毎日乗り込む通勤電車。満員電車に揺られながら車内放送に耳を傾ければ、聞こえてくる終点の駅名はよく耳にはするけれど一度も行ったことがない。会社に行かずにそのまま電車に乗り続け、終点まで言ったらどんな世界が広がっているのだろうか……。
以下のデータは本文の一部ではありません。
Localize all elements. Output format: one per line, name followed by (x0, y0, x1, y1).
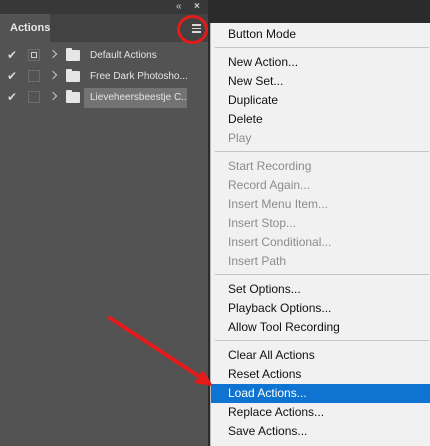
menu-item-clear-all-actions[interactable]: Clear All Actions (211, 346, 430, 365)
menu-item-delete[interactable]: Delete (211, 110, 430, 129)
chevron-right-icon[interactable] (48, 70, 58, 80)
menu-item-set-options[interactable]: Set Options... (211, 280, 430, 299)
panel-flyout-menu: Button Mode New Action... New Set... Dup… (210, 23, 430, 446)
action-set-list: ✔ Default Actions ✔ Free Dark Photosho..… (0, 46, 193, 109)
menu-separator (215, 47, 429, 48)
actions-panel: « × Actions ✔ Default Actions ✔ Free Dar… (0, 0, 208, 446)
folder-icon (66, 69, 80, 82)
folder-icon (66, 90, 80, 103)
check-icon[interactable]: ✔ (7, 70, 19, 82)
folder-icon (66, 48, 80, 61)
menu-item-insert-menu-item: Insert Menu Item... (228, 197, 329, 211)
menu-item-duplicate[interactable]: Duplicate (211, 91, 430, 110)
menu-item-replace-actions[interactable]: Replace Actions... (211, 403, 430, 422)
menu-item-insert-conditional: Insert Conditional... (228, 235, 332, 249)
menu-separator (215, 274, 429, 275)
menu-item-allow-tool-recording[interactable]: Allow Tool Recording (211, 318, 430, 337)
menu-separator (215, 340, 429, 341)
list-item[interactable]: ✔ Free Dark Photosho... (0, 67, 193, 87)
action-set-name[interactable]: Default Actions (84, 46, 187, 66)
collapse-icon[interactable]: « (176, 1, 181, 13)
menu-item-new-action[interactable]: New Action... (211, 53, 430, 72)
list-item[interactable]: ✔ Default Actions (0, 46, 193, 66)
action-set-name[interactable]: Free Dark Photosho... (84, 67, 187, 87)
panel-title-strip: « × (0, 0, 208, 14)
dialog-toggle-icon[interactable] (28, 91, 40, 103)
check-icon[interactable]: ✔ (7, 49, 19, 61)
list-item[interactable]: ✔ Lieveheersbeestje C... (0, 88, 193, 108)
chevron-right-icon[interactable] (48, 91, 58, 101)
menu-item-button-mode[interactable]: Button Mode (211, 25, 430, 44)
annotation-circle (177, 15, 208, 44)
menu-item-record-again: Record Again... (228, 178, 311, 192)
menu-item-start-recording: Start Recording (228, 159, 312, 173)
close-icon[interactable]: × (194, 1, 200, 13)
menu-item-play: Play (228, 131, 252, 145)
dialog-toggle-icon[interactable] (28, 49, 40, 61)
menu-item-insert-stop: Insert Stop... (228, 216, 297, 230)
menu-separator (215, 151, 429, 152)
menu-item-load-actions[interactable]: Load Actions... (211, 384, 430, 403)
dialog-toggle-icon[interactable] (28, 70, 40, 82)
tab-actions[interactable]: Actions (0, 14, 50, 42)
menu-item-new-set[interactable]: New Set... (211, 72, 430, 91)
action-set-name[interactable]: Lieveheersbeestje C... (84, 88, 187, 108)
menu-item-playback-options[interactable]: Playback Options... (211, 299, 430, 318)
check-icon[interactable]: ✔ (7, 91, 19, 103)
menu-item-insert-path: Insert Path (228, 254, 287, 268)
chevron-right-icon[interactable] (48, 49, 58, 59)
menu-item-save-actions[interactable]: Save Actions... (211, 422, 430, 441)
menu-item-reset-actions[interactable]: Reset Actions (211, 365, 430, 384)
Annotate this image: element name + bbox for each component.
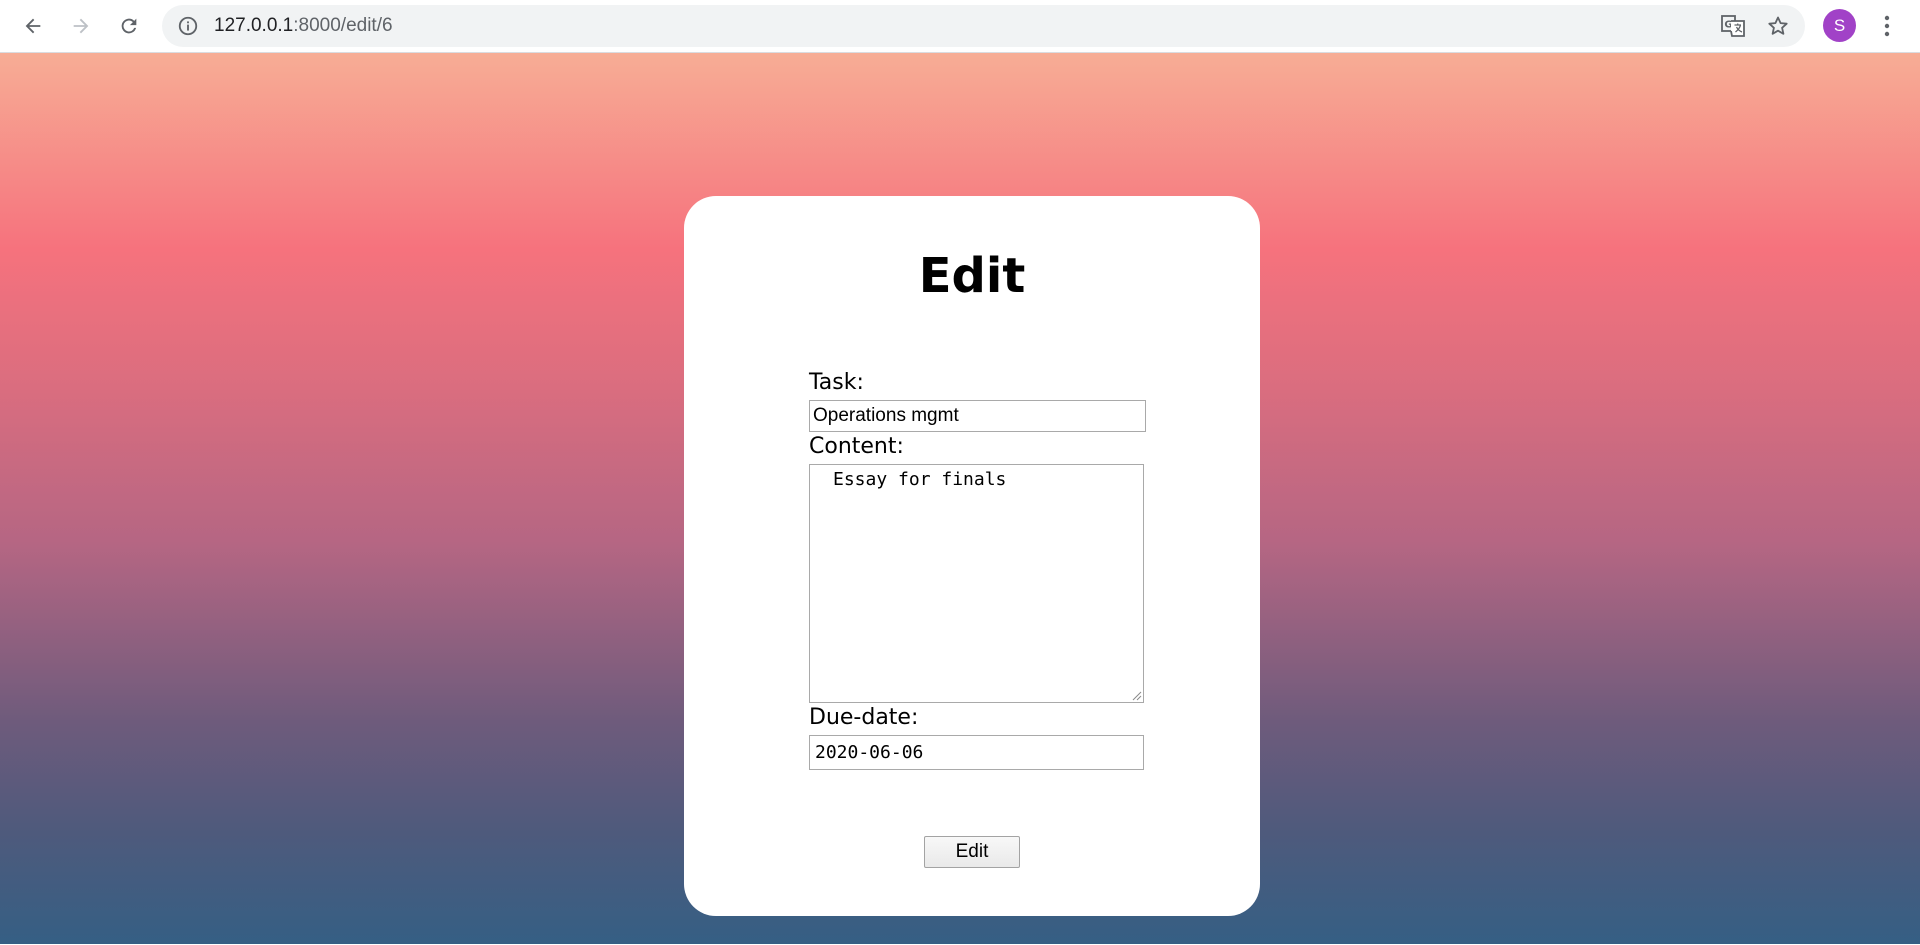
task-label: Task: bbox=[809, 370, 864, 395]
content-label: Content: bbox=[809, 434, 904, 459]
content-textarea[interactable]: Essay for finals bbox=[809, 464, 1144, 703]
back-button[interactable] bbox=[16, 9, 50, 43]
due-date-label: Due-date: bbox=[809, 705, 919, 730]
page-title: Edit bbox=[918, 248, 1026, 304]
reload-button[interactable] bbox=[112, 9, 146, 43]
translate-icon[interactable]: G bbox=[1721, 15, 1745, 37]
task-input[interactable]: Operations mgmt bbox=[809, 400, 1146, 432]
content-text: Essay for finals bbox=[833, 469, 1007, 490]
url-text[interactable]: 127.0.0.1:8000/edit/6 bbox=[214, 5, 393, 47]
page-background: Edit Task: Operations mgmt Content: Essa… bbox=[0, 53, 1920, 945]
kebab-menu-icon[interactable] bbox=[1875, 12, 1899, 40]
browser-toolbar: 127.0.0.1:8000/edit/6 G S bbox=[0, 0, 1920, 53]
due-date-input[interactable]: 2020-06-06 bbox=[809, 735, 1144, 770]
back-arrow-icon bbox=[25, 18, 41, 34]
forward-arrow-icon bbox=[73, 18, 89, 34]
forward-button[interactable] bbox=[64, 9, 98, 43]
avatar[interactable]: S bbox=[1823, 9, 1856, 42]
edit-card: Edit Task: Operations mgmt Content: Essa… bbox=[684, 196, 1260, 916]
url-host: 127.0.0.1 bbox=[214, 15, 294, 36]
edit-submit-button[interactable]: Edit bbox=[924, 836, 1020, 868]
address-bar[interactable]: 127.0.0.1:8000/edit/6 G bbox=[162, 5, 1805, 47]
star-icon[interactable] bbox=[1766, 14, 1790, 38]
url-path: :8000/edit/6 bbox=[293, 15, 393, 36]
info-icon[interactable] bbox=[177, 15, 199, 37]
reload-icon bbox=[121, 18, 137, 34]
resize-handle-icon[interactable] bbox=[1130, 689, 1142, 701]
 と、電車通勤の社会人なら一度はしたことがあるはずのこの妄想。それを実際に叶えてみようということで、これまで筆者は東急田園都市線の 中央林間駅 やJR高崎線の 籠原駅 を訪れてきた。そして今回は京急・都営浅草線ユーザーには馴染みの深い「印旛日本医大駅」である。その駅名からは、「きっと医大があるんじゃないか」「なんかとっても遠くて田舎っぽい」なんてイメージを抱くことだろう。では、本当の印旛日本医大駅、一体どんな駅なのか。


謎建築な印旛日本医大駅

“日本一運賃が高い鉄道路線”の終点

 というわけで都心から約1時間、千葉県は印西市にある印旛日本医大駅にやってきた。北総鉄道北総線の終点。北総線はしばしば“日本一運賃が高い鉄道路線”として取り上げられる路線で、京成高砂〜印旛日本医大間を結ぶ。この区間は京成成田スカイアクセス線と共有していて、都営浅草線・京急の列車も乗り入れる。つまりは、羽田空港と成田空港を結ぶ超のつく重要路線。特急「スカイライナー」もこの区間を駆け抜けている。

 ただし、成田空港に向かうのはあくまでも“京成成田スカイアクセス線”。なかなかややこしい話だけれど、京急や浅草線内で「北総線直通」と案内される場合は、北総線終点の印旛日本医大駅どまりだ。あと少し頑張れば成田空港まで行けるのに、その列車が“北総線”の列車扱いだと直前で寸止めを食らう。この話だけでも、なんだか侘びしく虚しい印旛日本医大駅なのである。さっそうと当駅を通過していくスカイライナーがやけにカッコイイ……。